Dr. Dale Bredesen is internationally recognized as an expert in the mechanisms of neurodegenerative diseases such as Alzheimer’s disease. His research focuses on the mechanisms of cell death in the nervous system and has led to a new approach to Alzheimer’s disease therapeutics.
Dr. Bredesen earned his undergraduate degree at Caltech, his MD at Duke University, and completed his neurology residency at UCSF.
He was an NIH Fellow in the laboratory of Nobel Laureate Stanley Prusiner. In 1989 he joined the faculty at UCLA, where he was awarded the Elizabeth R. and Thomas E. Plott Chair. In 1994, he was recruited to the Burnham Institute to direct the Program on Aging, and then in 1998 became the Founding President and CEO of the Buck Institute for Research on Aging, the nation’s only independent institute devoted to research on aging and age-associated disease.

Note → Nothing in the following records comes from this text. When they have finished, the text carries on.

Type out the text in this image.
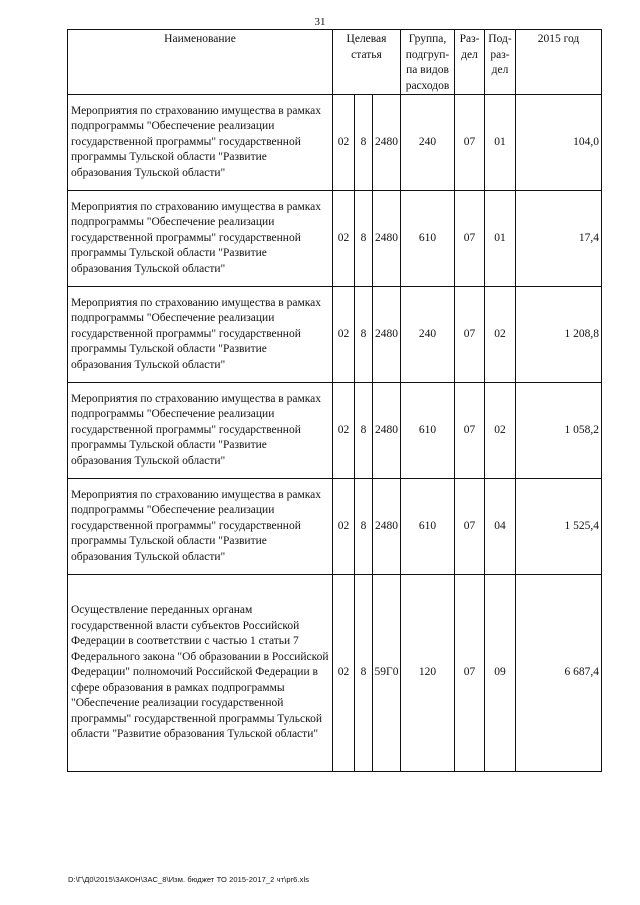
31
Наименование	Целевая статья			Группа, подгруп-па видов расходов	Раз-дел	Под-раз-дел	2015 год
Мероприятия по страхованию имущества в рамках подпрограммы "Обеспечение реализации государственной программы" государственной программы Тульской области "Развитие образования Тульской области"	02	8	2480	240	07	01	104,0
Мероприятия по страхованию имущества в рамках подпрограммы "Обеспечение реализации государственной программы" государственной программы Тульской области "Развитие образования Тульской области"	02	8	2480	610	07	01	17,4
Мероприятия по страхованию имущества в рамках подпрограммы "Обеспечение реализации государственной программы" государственной программы Тульской области "Развитие образования Тульской области"	02	8	2480	240	07	02	1 208,8
Мероприятия по страхованию имущества в рамках подпрограммы "Обеспечение реализации государственной программы" государственной программы Тульской области "Развитие образования Тульской области"	02	8	2480	610	07	02	1 058,2
Мероприятия по страхованию имущества в рамках подпрограммы "Обеспечение реализации государственной программы" государственной программы Тульской области "Развитие образования Тульской области"	02	8	2480	610	07	04	1 525,4
Осуществление переданных органам государственной власти субъектов Российской Федерации в соответствии с частью 1 статьи 7 Федерального закона "Об образовании в Российской Федерации" полномочий Российской Федерации в сфере образования в рамках подпрограммы "Обеспечение реализации государственной программы" государственной программы Тульской области "Развитие образования Тульской области"	02	8	59Г0	120	07	09	6 687,4
D:\Г\Д0\2015\ЗАКОН\ЗАС_8\Изм. бюджет ТО 2015-2017_2 чт\pr6.xls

He has held faculty positions at UCSF, UCLA, and the University of California, San Diego.
He recently completed a term as a member of the National Advisory Council on Aging. The Bredesen Laboratory studies basic mechanisms underlying the neurodegenerative process, and the translation of this knowledge into effective therapeutics for Alzheimer’s disease and other neurodegenerative conditions, leading to the publication of over 200 research papers. He established the ADDN (Alzheimer’s Drug Development Network) with Dr. Varghese John in 2008, leading to the identification of new classes of therapeutics for Alzheimer’s disease. His group has developed a new approach to the treatment of Alzheimer’s disease, and this approach has led to the first description of the reversal of symptoms in patients with MCI and early Alzheimer’s disease, with the MEND protocol.